2. Agapetos « bien-aimé ». La Foi

« A tous ceux qui, à Rome, sont bien-aimés de Dieu, appelés à être saints (hagios): que la grâce et la paix vous soient données de la part de Dieu notre Père et du Seigneur Jésus-Christ ! » (Rm 1,7).

Agapetos est employé dans 60 versets du NT. Il désigne les « bien-aimés, élus, chers, favoris », en particulier le ‘Fils bien-aimé’, qui est un des noms affectueux par lequel le Père appelle Jésus Son Fils. 1 Jn 3, 2 fait le lien entre ce titre et notre vocation à devenir enfants de Dieu : « Bien-aimés, nous sommes maintenant enfants de Dieu, et ce que nous serons n’a pas encore été manifesté ; mais nous savons que, lorsque cela sera manifesté, nous serons semblables à lui, parce que nous le verrons tels qu’il est ». La foi nous fait prendre conscience que nous sommes nous aussi les bien-aimés de Dieu. Elle est notre bien le plus important, notre véritable richesse, source de toute prospérité. Jc 2, 5 : « Ecoutez, mes frères bien-aimés : Dieu n’a-t-il par choisi les pauvres aux yeux du monde, pour qu’ils soient riches en la foi, et héritiers du royaume qu’il a promis à ceux qui l’aiment ? ». Tous les fidèles sont invités à prospérer dans la foi. 3 Jn 1, 2 : « Bien-aimé, je souhaite que tu prospères à tous égards et sois en bonne santé, comme prospère l’état de ton âme ». Parmi les fidèles doit régner l’amour fraternel (adelphos).
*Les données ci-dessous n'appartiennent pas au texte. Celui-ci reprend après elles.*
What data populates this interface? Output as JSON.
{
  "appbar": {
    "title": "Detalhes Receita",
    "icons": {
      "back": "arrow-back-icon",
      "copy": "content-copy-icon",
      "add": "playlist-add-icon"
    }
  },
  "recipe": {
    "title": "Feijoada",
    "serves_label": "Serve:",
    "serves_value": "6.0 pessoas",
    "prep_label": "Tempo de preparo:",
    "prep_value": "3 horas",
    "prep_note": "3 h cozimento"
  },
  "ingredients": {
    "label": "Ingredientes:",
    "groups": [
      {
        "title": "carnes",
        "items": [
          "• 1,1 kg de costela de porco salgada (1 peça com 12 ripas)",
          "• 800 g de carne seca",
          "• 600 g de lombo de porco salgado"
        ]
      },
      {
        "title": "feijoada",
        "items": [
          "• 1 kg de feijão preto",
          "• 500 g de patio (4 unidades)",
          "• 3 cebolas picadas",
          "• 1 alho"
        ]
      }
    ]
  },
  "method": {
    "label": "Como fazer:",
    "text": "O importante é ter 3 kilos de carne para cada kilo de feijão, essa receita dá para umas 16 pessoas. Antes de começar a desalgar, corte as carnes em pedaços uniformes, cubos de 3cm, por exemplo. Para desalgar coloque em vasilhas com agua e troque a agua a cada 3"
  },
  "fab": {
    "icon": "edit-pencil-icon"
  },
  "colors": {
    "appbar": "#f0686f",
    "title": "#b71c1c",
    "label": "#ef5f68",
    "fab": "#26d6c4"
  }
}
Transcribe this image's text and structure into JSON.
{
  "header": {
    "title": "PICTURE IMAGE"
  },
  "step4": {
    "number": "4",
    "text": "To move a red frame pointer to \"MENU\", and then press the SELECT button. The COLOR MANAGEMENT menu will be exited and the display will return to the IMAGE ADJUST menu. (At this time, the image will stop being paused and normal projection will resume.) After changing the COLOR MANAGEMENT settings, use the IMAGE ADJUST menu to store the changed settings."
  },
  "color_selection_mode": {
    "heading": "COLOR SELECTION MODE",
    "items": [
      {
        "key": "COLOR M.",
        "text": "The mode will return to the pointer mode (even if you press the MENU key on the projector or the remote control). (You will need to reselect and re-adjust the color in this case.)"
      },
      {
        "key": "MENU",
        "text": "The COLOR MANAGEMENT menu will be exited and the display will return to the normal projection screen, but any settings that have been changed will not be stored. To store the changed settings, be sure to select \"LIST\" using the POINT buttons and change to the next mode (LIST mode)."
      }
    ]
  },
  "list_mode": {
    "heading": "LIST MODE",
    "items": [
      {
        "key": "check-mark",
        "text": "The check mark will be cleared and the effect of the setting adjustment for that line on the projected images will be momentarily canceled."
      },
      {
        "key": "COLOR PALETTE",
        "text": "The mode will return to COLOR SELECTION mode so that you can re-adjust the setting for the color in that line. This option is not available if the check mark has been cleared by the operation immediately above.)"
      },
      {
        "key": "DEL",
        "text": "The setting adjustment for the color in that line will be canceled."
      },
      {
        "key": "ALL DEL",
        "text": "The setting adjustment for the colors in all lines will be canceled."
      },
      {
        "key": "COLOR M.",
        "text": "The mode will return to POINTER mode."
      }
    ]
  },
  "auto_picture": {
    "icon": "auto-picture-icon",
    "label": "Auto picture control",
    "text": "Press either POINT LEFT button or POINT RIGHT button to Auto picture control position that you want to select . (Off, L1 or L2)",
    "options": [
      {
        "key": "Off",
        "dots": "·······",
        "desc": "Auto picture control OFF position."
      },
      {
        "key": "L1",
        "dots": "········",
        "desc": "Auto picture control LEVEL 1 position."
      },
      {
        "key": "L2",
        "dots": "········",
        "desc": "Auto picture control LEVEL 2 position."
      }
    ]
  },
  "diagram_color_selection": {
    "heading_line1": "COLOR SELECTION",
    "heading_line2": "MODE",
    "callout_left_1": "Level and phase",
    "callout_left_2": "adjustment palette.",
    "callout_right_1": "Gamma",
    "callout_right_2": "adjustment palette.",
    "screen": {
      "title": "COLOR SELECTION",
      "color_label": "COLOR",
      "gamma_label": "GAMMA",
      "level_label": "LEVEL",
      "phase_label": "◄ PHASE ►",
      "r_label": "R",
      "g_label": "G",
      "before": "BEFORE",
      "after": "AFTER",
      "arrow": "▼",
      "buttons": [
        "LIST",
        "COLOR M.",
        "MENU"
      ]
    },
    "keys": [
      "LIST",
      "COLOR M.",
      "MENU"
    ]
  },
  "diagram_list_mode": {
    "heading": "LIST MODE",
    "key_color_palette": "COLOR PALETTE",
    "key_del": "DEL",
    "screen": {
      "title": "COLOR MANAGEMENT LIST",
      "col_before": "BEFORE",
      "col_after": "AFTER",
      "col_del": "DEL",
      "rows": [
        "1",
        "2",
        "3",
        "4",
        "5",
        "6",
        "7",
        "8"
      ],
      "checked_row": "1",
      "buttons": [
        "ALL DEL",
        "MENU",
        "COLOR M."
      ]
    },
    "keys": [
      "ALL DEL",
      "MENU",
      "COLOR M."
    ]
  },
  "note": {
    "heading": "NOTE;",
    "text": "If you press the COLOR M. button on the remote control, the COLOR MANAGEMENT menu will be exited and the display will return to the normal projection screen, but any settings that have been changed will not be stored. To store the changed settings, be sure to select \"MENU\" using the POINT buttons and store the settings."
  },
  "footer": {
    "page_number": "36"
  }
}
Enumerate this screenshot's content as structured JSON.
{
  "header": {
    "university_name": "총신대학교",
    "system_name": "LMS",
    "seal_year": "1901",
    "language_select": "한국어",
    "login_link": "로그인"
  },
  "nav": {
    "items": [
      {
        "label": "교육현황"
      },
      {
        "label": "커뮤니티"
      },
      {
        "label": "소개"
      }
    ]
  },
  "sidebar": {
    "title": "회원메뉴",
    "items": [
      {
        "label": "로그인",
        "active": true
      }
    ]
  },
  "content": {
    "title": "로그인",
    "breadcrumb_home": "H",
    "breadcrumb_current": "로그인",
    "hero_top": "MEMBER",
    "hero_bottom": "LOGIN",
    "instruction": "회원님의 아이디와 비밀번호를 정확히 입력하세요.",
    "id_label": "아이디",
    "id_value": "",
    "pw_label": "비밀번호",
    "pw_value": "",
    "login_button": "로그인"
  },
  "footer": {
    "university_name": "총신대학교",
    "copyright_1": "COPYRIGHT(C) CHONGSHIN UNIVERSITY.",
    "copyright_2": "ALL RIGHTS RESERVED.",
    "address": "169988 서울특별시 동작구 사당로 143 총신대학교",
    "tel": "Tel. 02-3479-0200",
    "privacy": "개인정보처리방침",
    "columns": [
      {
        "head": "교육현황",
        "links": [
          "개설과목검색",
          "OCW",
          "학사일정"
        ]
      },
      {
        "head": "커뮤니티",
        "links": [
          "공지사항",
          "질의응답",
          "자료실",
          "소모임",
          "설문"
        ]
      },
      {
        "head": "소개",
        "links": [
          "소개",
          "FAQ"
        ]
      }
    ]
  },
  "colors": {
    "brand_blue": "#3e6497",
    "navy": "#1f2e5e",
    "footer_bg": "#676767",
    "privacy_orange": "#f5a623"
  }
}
Col 4, 9 : « Je l’envoie avec Onésime, le fidèle et bien-aimé frère, qui est des vôtres. Ils vous informeront de tout ce qui se passe ici ». Le signe que Dieu nous aime, c’est qu’Il nous a donné Son Fils, et le trésor de la Foi qui nous le fait connaitre. Jn 3, 16 : « Dieu, en effet, a tant aimé le monde qu’il a donné son Fils, son unique, pour que tout homme qui croit en lui ne périsse pas mais ait la vie éternelle ».

La Foi est l’œuvre de la Connaissance et le deuxième domaine de la Tradition. La Connaissance nous ouvre la porte de la connaissance de Dieu, la porte d’entrée dans le Royaume de Dieu. La Foi est l’ensemble des connaissances sur Lui que Dieu a mises à notre portée. En tant que vertu théologale, la foi est l’œuvre de la Crainte, mais dans le sens de contenu, nous la considérons comme l’œuvre de la Connaissance. Ce contenu, c’est l’histoire sainte, le dépôt révélé. Au IIe siècle, dans l’œuvre de saint Irénée de Lyon, le depositum fidei est clairement établi et circoncis, sur fond de spéculations gnostiques qui sont de véritables pullulations et risquent de contaminer ce dépôt d’une multitude d’erreurs. Ce grand apologiste nous aide à distinguer la Foi des autres formes de savoir. « Une intelligence sainte, circonspecte, pieuse et éprise de vérité se tournera vers les choses que Dieu a mises à la portée des hommes et dont il a fait le domaine de notre connaissance. C’est à ces choses qu’elle progressera, s’instruisant sur elles avec facilité moyennant l’exercice quotidien. Ces choses, ce sont, pour une part, celles qui tombent sous notre regard et, pour une autre part, tout ce qui est contenu clairement et sans ambiguïté, en propres termes, dans les Ecritures »[1]. Il ne s’agit pas de tout connaitre sur Dieu et l’au-delà, et il faut réserver à Dieu la connaissance des choses qui nous dépassent. « Si donc, même dans ce monde créé, il est des choses qui sont réservées à Dieu et d’autres qui rentrent aussi dans le domaine de notre science, est-il surprenant que, parmi les questions soulevées par les Ecritures – ces Ecritures qui sont tout entières spirituelles -, il y en ait que nous résolvions avec la grâce de Dieu, mais qu’il y en ait aussi que nous abandonnions à Dieu, et cela, non seulement dans le monde présent, mais même dans le monde futur, afin que toujours Dieu enseigne et que toujours l’homme soit le disciple de Dieu? Car, selon le mot de l’Apôtre, quand sera aboli tout ce qui n’est que partiel, ces trois choses demeureront, à savoir la foi, l’espérance et la charité »[2].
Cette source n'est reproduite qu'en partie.